The recently concluded seat allotment for undergraduate engineering courses for the academic year 2022-23 shows that at least 30% seats in government colleges remain vacant.
As per the data available from the Karnataka Examinations Authority (KEA), initially a total of 5,433 seats were available in 19 government engineering colleges.
After all the rounds of counselling, now 1,793 seats are left vacant. The seats which have no takers include University Visvesvaraya College of Engineering (UVCE), Bengaluru, which is one of the most sought after government engineering colleges.
Although the Karnataka Examinations Authority had allotted 4,036 seats in government colleges, only 3,640 candidates took admission.
UVCE had 37 seats vacant across various streams, Mechanical had the maximum number of 14. Civil stood second with 13. The situation is no different in other institutions run by the government.
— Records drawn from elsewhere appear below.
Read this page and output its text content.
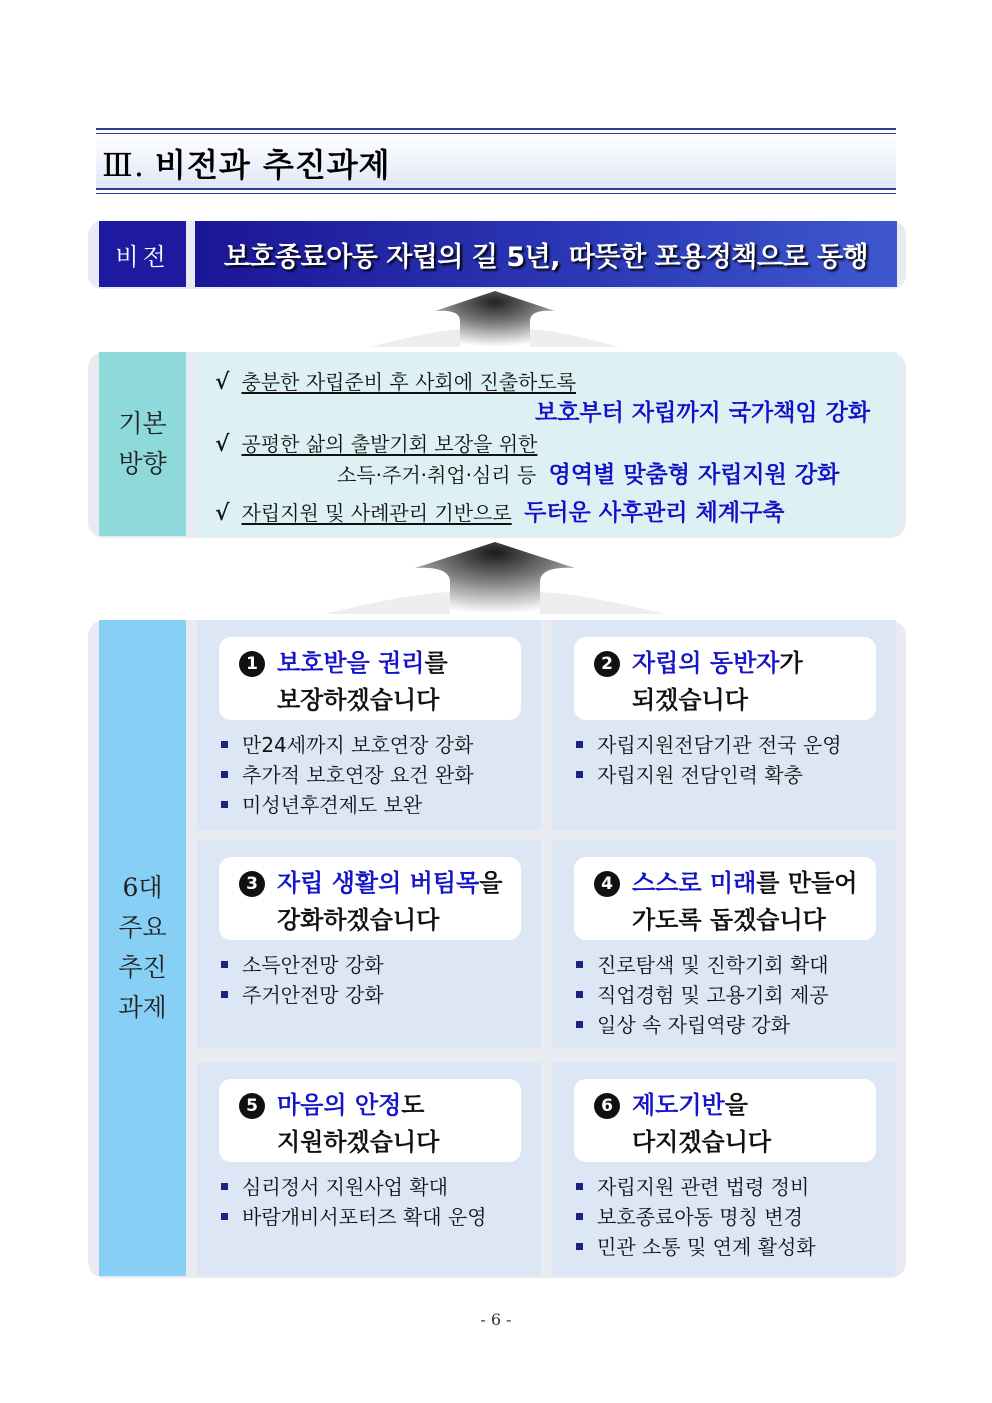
Ⅲ. 비전과 추진과제
비전	보호종료아동 자립의 길 5년, 따뜻한 포용정책으로 동행
기본
방향
√ 충분한 자립준비 후 사회에 진출하도록
보호부터 자립까지 국가책임 강화
√ 공평한 삶의 출발기회 보장을 위한
소득·주거·취업·심리 등 영역별 맞춤형 자립지원 강화
√ 자립지원 및 사례관리 기반으로 두터운 사후관리 체계구축
6대
주요
추진
과제
1 보호받을 권리를
보장하겠습니다
만24세까지 보호연장 강화
추가적 보호연장 요건 완화
미성년후견제도 보완
2 자립의 동반자가
되겠습니다
자립지원전담기관 전국 운영
자립지원 전담인력 확충
3 자립 생활의 버팀목을
강화하겠습니다
소득안전망 강화
주거안전망 강화
4 스스로 미래를 만들어
가도록 돕겠습니다
진로탐색 및 진학기회 확대
직업경험 및 고용기회 제공
일상 속 자립역량 강화
5 마음의 안정도
지원하겠습니다
심리정서 지원사업 확대
바람개비서포터즈 확대 운영
6 제도기반을
다지겠습니다
자립지원 관련 법령 정비
보호종료아동 명칭 변경
민관 소통 및 연계 활성화
- 6 -
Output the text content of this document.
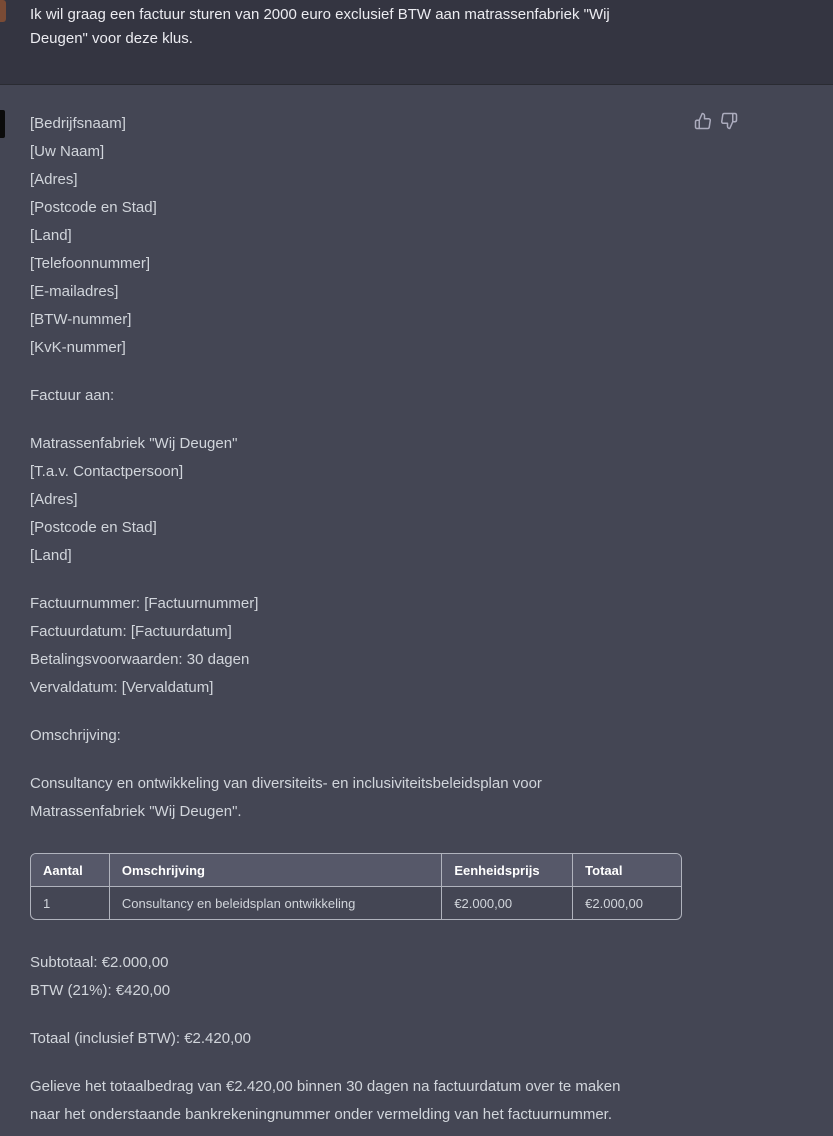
Ik wil graag een factuur sturen van 2000 euro exclusief BTW aan matrassenfabriek "Wij Deugen" voor deze klus.

[Bedrijfsnaam]

[Uw Naam]

[Adres]

[Postcode en Stad]

[Land]

[Telefoonnummer]

[E-mailadres]

[BTW-nummer]

[KvK-nummer]

Factuur aan:

Matrassenfabriek "Wij Deugen"

[T.a.v. Contactpersoon]

[Adres]

[Postcode en Stad]

[Land]

Factuurnummer: [Factuurnummer]

Factuurdatum: [Factuurdatum]

Betalingsvoorwaarden: 30 dagen

Vervaldatum: [Vervaldatum]

Omschrijving:

Consultancy en ontwikkeling van diversiteits- en inclusiviteitsbeleidsplan voor

Matrassenfabriek "Wij Deugen".

Aantal	Omschrijving	Eenheidsprijs	Totaal
1	Consultancy en beleidsplan ontwikkeling	€2.000,00	€2.000,00

Subtotaal: €2.000,00

BTW (21%): €420,00

Totaal (inclusief BTW): €2.420,00

Gelieve het totaalbedrag van €2.420,00 binnen 30 dagen na factuurdatum over te maken

naar het onderstaande bankrekeningnummer onder vermelding van het factuurnummer.
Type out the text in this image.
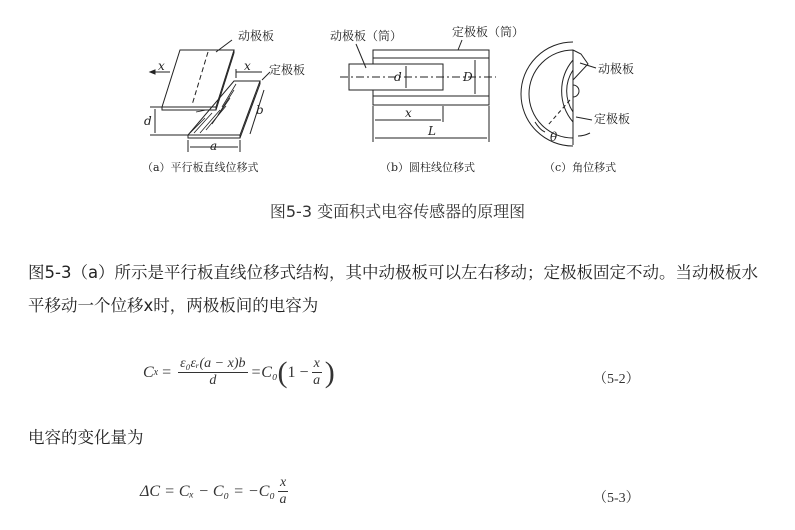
动极板
定极板
x	x
d
b
a
（a）平行板直线位移式
动极板（筒）	定极板（筒）
d	D
x
L
（b）圆柱线位移式
动极板
定极板
θ
（c）角位移式
图5-3 变面积式电容传感器的原理图
图5-3（a）所示是平行板直线位移式结构，其中动极板可以左右移动；定极板固定不动。当动极板水平移动一个位移x时，两极板间的电容为
C $x = \frac{\text{ε₀εᵣ(a − x)b}}{d} =C_0$ ( $1 - \frac{x}{a}$ )	（5-2）
电容的变化量为
$\Delta C = C_x - C_0 = -C_0 \frac{x}{a}$	（5-3）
Read this also | Karnataka higher education department rejects proposal for tribal university
Courses like Computer Science, Electronics, Electrical and Information Science are considered to be in demand. But, some government colleges failed to attract students for these courses as well.
For example, the Government Engineering College in Gangavati has 18 seats vacant out of a total of 63 seats in the computer science stream.
According to experts, one of the main reasons why students do not prefer government colleges is the lack of placement opportunities.
Professor Karisiddappa, former vice-chancellor of Visvesvaraya Technological University (VTU), said, “While choosing a seat, one of the priorities of students and parents is placement and government colleges are lagging behind in placing students through campus recruitment.”
He added that the placements in these colleges would improve with time, as the government is upgrading government engineering colleges as Karnataka Institute of Technology (KIT). Six colleges have been identified for upgradation in the first phase.